私に強く突き刺さったのは、「植民地主義の恐怖」と「同性愛者ゆえに忘れられてきた存在」という二つの主題。突き刺さるというより、むしろ鈍く重い圧をかけられる感覚に近い。これは単なる歴史小説ではない。史実を土台としながらも、歴史小説という形式でなければ描き切れなかった世界なのだろう。要約や統計では決して伝わらない、人間の肉体と精神が破壊されていく過程が、容赦なく描かれる。
たとえば、植民地の現場で語られる弾薬管理の逸話。軍は弾薬を無駄にできない。兵士がサルやヘビなどを殺すために弾薬を使った場合、その帳尻を合わせるために、生きている人間の手や性器を切り取って「証拠」とする。この冷酷な論理は、個々の残虐性というより、制度としての暴力がいかに人間性を破壊するかを示している。さらに、奴隷同然に使役される少女たちの描写では、「救い出すこと」が必ずしも救済にならない現実が突きつけられる。
—— 制度全体が腐敗しきった世界では、善意ですら行き場を失う
搾取の制度が極まると、破壊されるのは肉体より先に精神だと作中で語られる。抵抗する意欲や生き延びようとする本能そのものが奪われ、人は混乱と恐怖によって自動人形へと変えられる。自分たちに起きている惨禍を、特定の人間の悪ではなく、神話的な呪いや不可避の罰として受け止めてしまう。このような植民地主義は「過去の問題」として処理されてしまったのだろうか。

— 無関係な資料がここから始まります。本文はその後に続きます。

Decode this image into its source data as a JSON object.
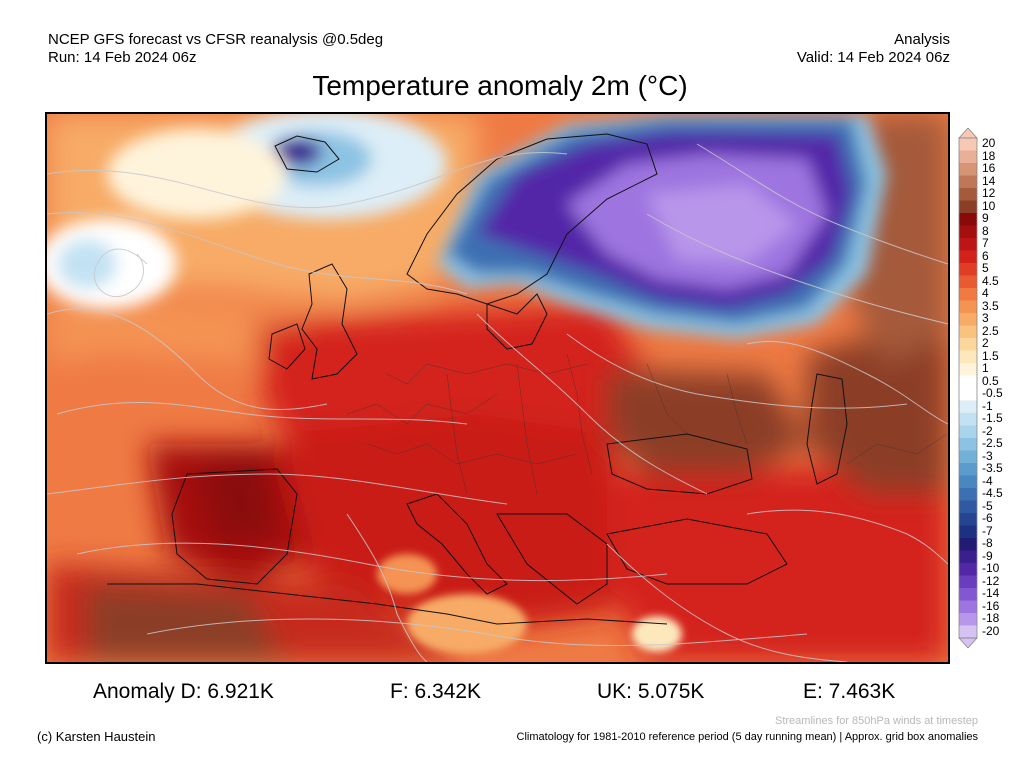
{
  "header": {
    "line1": "NCEP GFS forecast vs CFSR reanalysis @0.5deg",
    "line2": "Run: 14 Feb 2024 06z",
    "right1": "Analysis",
    "right2": "Valid: 14 Feb 2024 06z"
  },
  "title": "Temperature anomaly 2m (°C)",
  "colorbar": {
    "labels": [
      "20",
      "18",
      "16",
      "14",
      "12",
      "10",
      "9",
      "8",
      "7",
      "6",
      "5",
      "4.5",
      "4",
      "3.5",
      "3",
      "2.5",
      "2",
      "1.5",
      "1",
      "0.5",
      "-0.5",
      "-1",
      "-1.5",
      "-2",
      "-2.5",
      "-3",
      "-3.5",
      "-4",
      "-4.5",
      "-5",
      "-6",
      "-7",
      "-8",
      "-9",
      "-10",
      "-12",
      "-14",
      "-16",
      "-18",
      "-20"
    ],
    "colors": [
      "#f6c9b4",
      "#eab097",
      "#d59473",
      "#bf7757",
      "#a55a3b",
      "#8c3e26",
      "#8a0a0a",
      "#a50f0f",
      "#bd1515",
      "#d4221b",
      "#e03c26",
      "#ea5a32",
      "#f07a41",
      "#f49352",
      "#f7ab66",
      "#f9c27e",
      "#fbd79c",
      "#fde8bc",
      "#fef4dc",
      "#ffffff",
      "#ffffff",
      "#ddeef8",
      "#c2e2f3",
      "#a8d4ec",
      "#8cc3e3",
      "#72b0d8",
      "#5b9bcd",
      "#4a86c0",
      "#3c70b2",
      "#2f5aa3",
      "#254592",
      "#1c3181",
      "#221b74",
      "#3a1f8f",
      "#5228a8",
      "#6a3dbe",
      "#8457d2",
      "#9e74e0",
      "#b896ea",
      "#d6c3f3"
    ]
  },
  "stats": {
    "D": "Anomaly D: 6.921K",
    "F": "F: 6.342K",
    "UK": "UK: 5.075K",
    "E": "E: 7.463K"
  },
  "footer": {
    "streamlines": "Streamlines for 850hPa winds at timestep",
    "copyright": "(c) Karsten Haustein",
    "climatology": "Climatology for 1981-2010 reference period (5 day running mean) | Approx. grid box anomalies"
  }
}
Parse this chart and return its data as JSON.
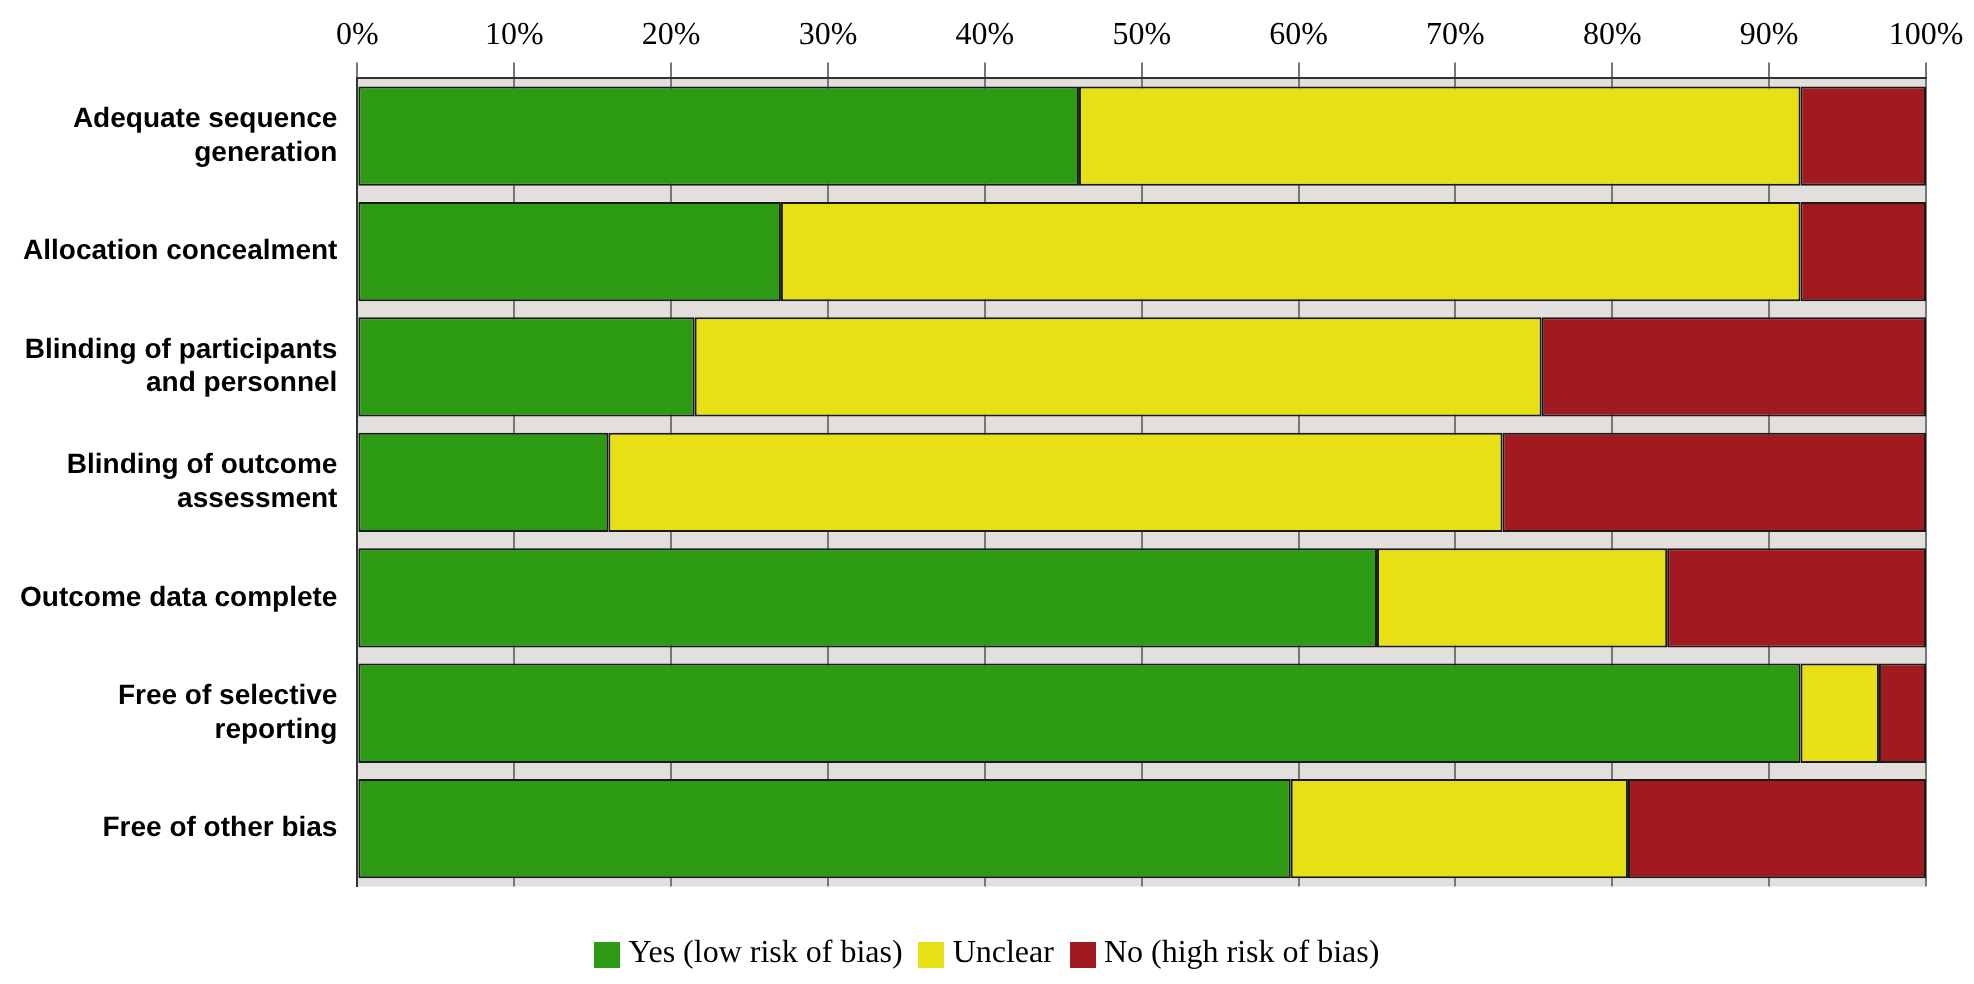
{
  "chart_data": {
    "type": "bar",
    "orientation": "horizontal",
    "stacked": true,
    "categories": [
      "Adequate sequence generation",
      "Allocation concealment",
      "Blinding of participants and personnel",
      "Blinding of outcome assessment",
      "Outcome data complete",
      "Free of selective reporting",
      "Free of other bias"
    ],
    "series": [
      {
        "name": "Yes (low risk of bias)",
        "color": "#2c9a12",
        "values": [
          46,
          27,
          21.5,
          16,
          65,
          92,
          59.5
        ]
      },
      {
        "name": "Unclear",
        "color": "#e7e015",
        "values": [
          46,
          65,
          54,
          57,
          18.5,
          5,
          21.5
        ]
      },
      {
        "name": "No (high risk of bias)",
        "color": "#a11a20",
        "values": [
          8,
          8,
          24.5,
          27,
          16.5,
          3,
          19
        ]
      }
    ],
    "xlim": [
      0,
      100
    ],
    "xticks": [
      {
        "value": 0,
        "label": "0%"
      },
      {
        "value": 10,
        "label": "10%"
      },
      {
        "value": 20,
        "label": "20%"
      },
      {
        "value": 30,
        "label": "30%"
      },
      {
        "value": 40,
        "label": "40%"
      },
      {
        "value": 50,
        "label": "50%"
      },
      {
        "value": 60,
        "label": "60%"
      },
      {
        "value": 70,
        "label": "70%"
      },
      {
        "value": 80,
        "label": "80%"
      },
      {
        "value": 90,
        "label": "90%"
      },
      {
        "value": 100,
        "label": "100%"
      }
    ],
    "grid": "x",
    "legend": "bottom"
  }
}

で、この二つの主題について深掘りする。つまり、植民地告発とケイスメント自身の性的欲望のことだ。彼の同性愛における罪悪感は当時の社会において、植民地の暴力と同じく、「見てはならないもの」「語ってはならないもの」だった。帝国が隠蔽したかったものを彼自身も内部に潜ませていたということなのではないか。
帝国の矛盾。同性愛者の葛藤。
だからこそ、ケイスメントを黙らせるために用いられたのは、彼の告発に対する正面からの反論ではなく、秘密の日記という私的領域の暴露。彼の性的欲望を罪に仕立て上げられ、人格否定するための道具として利用することで、歴史の舞台から一時は葬り去られたのだ。それはまるで、植民地主義を放念したかのように。
リョサは、ケイスメントを潔白な英雄として浄化しない。秘密の日記に見られる自己陶酔や内面の歪みも含めて描き出す。それは彼を貶めるためではなく、「完全でない人間」が正義を語り、行動したという事実を消さないためだろう。ここで問われているのは、「清廉でなければ正義を語る資格はないのか」という問いでもある。
読み終えたあとに残るのは、爽快感ではない。簡単には振り払えない重さ。その重さこそが誠実さであり、それこそ「人間の条件を問う」という言葉が核心を突いているではないかと思うのだ。